Something to do with the Magi trekking off to visit the baby whom, for reasons equally unclear, they’d heard was the Messiah. Well, there was a star and they followed the star (which moved, sort of like a flashlight) until it stopped over where the “young child was.” What a unscientific muddle! Unless the “star” was a comet or asteroid but that presents a problem since if it were an asteroid, it wouldn’t have stopped over the crib of the baby. It would have crashed into it.
Here’s an alternative view: maybe the star was the very first GPS? “Recalculating…”
Anyway, the Magi gazed upon the newborn and said to each other, “Yeah, for sure, this baby is the Messiah.” And “they fell down, and worshipped him…”

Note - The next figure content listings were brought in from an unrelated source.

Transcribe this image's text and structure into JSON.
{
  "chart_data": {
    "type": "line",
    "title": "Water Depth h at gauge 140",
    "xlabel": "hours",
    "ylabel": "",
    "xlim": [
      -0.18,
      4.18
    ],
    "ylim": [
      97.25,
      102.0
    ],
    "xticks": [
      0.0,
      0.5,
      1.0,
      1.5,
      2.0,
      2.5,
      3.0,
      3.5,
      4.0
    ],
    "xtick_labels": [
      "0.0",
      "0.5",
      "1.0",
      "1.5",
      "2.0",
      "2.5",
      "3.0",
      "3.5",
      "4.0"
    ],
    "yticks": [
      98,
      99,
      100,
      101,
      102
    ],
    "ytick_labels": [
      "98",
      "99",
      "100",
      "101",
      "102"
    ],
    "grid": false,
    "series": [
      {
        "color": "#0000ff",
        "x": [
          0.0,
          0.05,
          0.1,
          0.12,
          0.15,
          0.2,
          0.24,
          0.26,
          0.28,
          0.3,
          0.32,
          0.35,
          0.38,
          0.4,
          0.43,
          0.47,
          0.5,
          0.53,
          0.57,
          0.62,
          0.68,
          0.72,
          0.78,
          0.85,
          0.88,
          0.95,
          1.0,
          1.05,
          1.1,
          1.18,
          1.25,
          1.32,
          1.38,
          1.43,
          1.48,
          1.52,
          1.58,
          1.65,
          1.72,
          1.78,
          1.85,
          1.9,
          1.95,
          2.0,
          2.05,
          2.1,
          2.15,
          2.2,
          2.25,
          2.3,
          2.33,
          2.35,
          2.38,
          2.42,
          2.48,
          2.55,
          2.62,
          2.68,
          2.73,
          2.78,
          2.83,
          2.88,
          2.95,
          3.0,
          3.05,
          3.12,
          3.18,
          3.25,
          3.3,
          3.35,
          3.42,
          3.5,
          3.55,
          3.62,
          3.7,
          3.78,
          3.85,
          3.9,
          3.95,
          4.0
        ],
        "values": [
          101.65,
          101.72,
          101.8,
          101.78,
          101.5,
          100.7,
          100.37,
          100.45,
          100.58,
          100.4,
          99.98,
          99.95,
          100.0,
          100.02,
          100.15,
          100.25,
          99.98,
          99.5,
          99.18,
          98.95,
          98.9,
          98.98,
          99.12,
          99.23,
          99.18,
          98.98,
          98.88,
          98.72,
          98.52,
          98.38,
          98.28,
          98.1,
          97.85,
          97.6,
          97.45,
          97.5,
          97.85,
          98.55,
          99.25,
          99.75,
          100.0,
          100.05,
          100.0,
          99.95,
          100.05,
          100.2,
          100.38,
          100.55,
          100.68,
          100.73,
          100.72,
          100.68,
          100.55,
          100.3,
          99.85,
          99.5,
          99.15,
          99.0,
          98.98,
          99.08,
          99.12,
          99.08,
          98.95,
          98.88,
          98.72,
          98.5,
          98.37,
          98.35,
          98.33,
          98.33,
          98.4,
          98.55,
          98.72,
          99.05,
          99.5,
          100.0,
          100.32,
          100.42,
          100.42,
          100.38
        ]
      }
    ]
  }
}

How did they know the baby was the Messiah? Was that halo every painter has created over the infant’s head shining there and then? If it had been, the Book of Matthew doesn’t mention it.
So what about the other books? Well, after a lot of jump cuts in Mark, Luke attempts to fill in the holes in Matthew’s story. It’s almost as if some very early Christian editor read Matthew and Luke and proclaimed, “This doesn’t make any sense and in the future Naomi will be among the many, many others who’s going to highlight and mock all the missing bits in the story. Gotta do something about that.”
And Luke says, what a pain! but OK, and then adds the shepherds in the field and the sheep and, most significantly, an Angel (almost as if the early Christians just discovered the utility of the Greco-Roman dramatic device called “deus ex machina”). The Angel shows up to fill in information not otherwise presented in the first edition.
So it all comes down to the reason I don’t care for Gothic lit or the bible: when the writer doesn’t have the imagination to create a plausible, connected plot, he goes, “god did it!” And the Bible drags one or another angel in to say, “Oh, don’t worry about the logic! God gets to do what he wants and if he doesn’t want to fill in the holes, just deal with it!”
So to get an epiphany from such stories, you must believe in supernature and not question it.
Clearly I am not a candidate for an epiphany school.
But I am currently having an epiphany: the Bible, Old and New Testaments together, kick started the Age of Satire. Which blessedly continues unto this day.